Note: The lecturer’s were excellent. But they didn’t tell me anything I didn’t already know in terms of medical knowledge.
b) Practical skills type courses
Examples include: RSM, Dr Exam, Doctors Academy, Mentor OSCE
These are more interesting.
They focus on OSCE’s, which is where 99% of students fail.
Royal Society of Medicine course (as of 2011) Total score = 4.5 / 5
14 OSCE stations. You go round as a group of 4 students.
You spend about 15-20 minutes in the station.
I went round in a group of 3 students and we just about managed to get all of us to practice, so going round in a group of 4 will probably mean one of you may not get to practice the station.
ACE the OSCE Total score = 0 / 5
*Note: this review is based on the free sample clips they provide*
Basically the mock OSCE stations they go through are absolutely atrocious.
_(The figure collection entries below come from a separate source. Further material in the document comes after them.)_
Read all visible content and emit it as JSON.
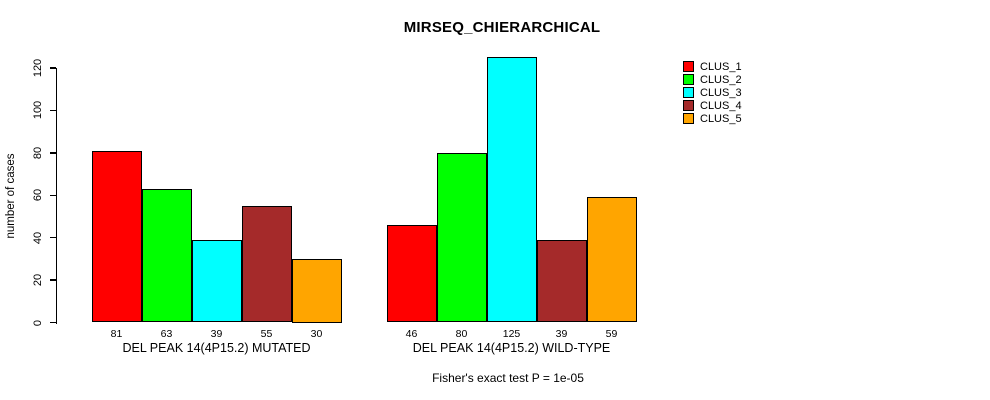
{
  "chart_data": {
    "type": "bar",
    "title": "MIRSEQ_CHIERARCHICAL",
    "ylabel": "number of cases",
    "xlabel": "",
    "ylim": [
      0,
      120
    ],
    "yticks": [
      0,
      20,
      40,
      60,
      80,
      100,
      120
    ],
    "grid": false,
    "legend_position": "top-right",
    "background": "#FFFFFF",
    "bar_border_color": "#000000",
    "groups": [
      {
        "label": "DEL PEAK 14(4P15.2) MUTATED",
        "values": [
          81,
          63,
          39,
          55,
          30
        ]
      },
      {
        "label": "DEL PEAK 14(4P15.2) WILD-TYPE",
        "values": [
          46,
          80,
          125,
          39,
          59
        ]
      }
    ],
    "series": [
      {
        "name": "CLUS_1",
        "color": "#FF0000",
        "values": [
          81,
          46
        ]
      },
      {
        "name": "CLUS_2",
        "color": "#00FF00",
        "values": [
          63,
          80
        ]
      },
      {
        "name": "CLUS_3",
        "color": "#00FFFF",
        "values": [
          39,
          125
        ]
      },
      {
        "name": "CLUS_4",
        "color": "#A52A2A",
        "values": [
          55,
          39
        ]
      },
      {
        "name": "CLUS_5",
        "color": "#FFA500",
        "values": [
          30,
          59
        ]
      }
    ],
    "bar_value_labels_shown": true,
    "annotation": "Fisher's exact test P = 1e-05"
  }
}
The ‘student’ is seen saying such ridiculous things as “I’m looking for clubbing, I’m looking for signs of splinter haemorrhages, I’m looking for palmar erythema”.
Aarrgghh ! ! !
If I was the examiner I would be fuming with rage. I know your looking for x, y, and z…but is it present?
c) Miscellaneous / weird type courses
These courses are a little different.
e.g. ACE the written finals, weekend course answering multiple choice questions.
Day of the exam
Take a bottle of water into the exam room.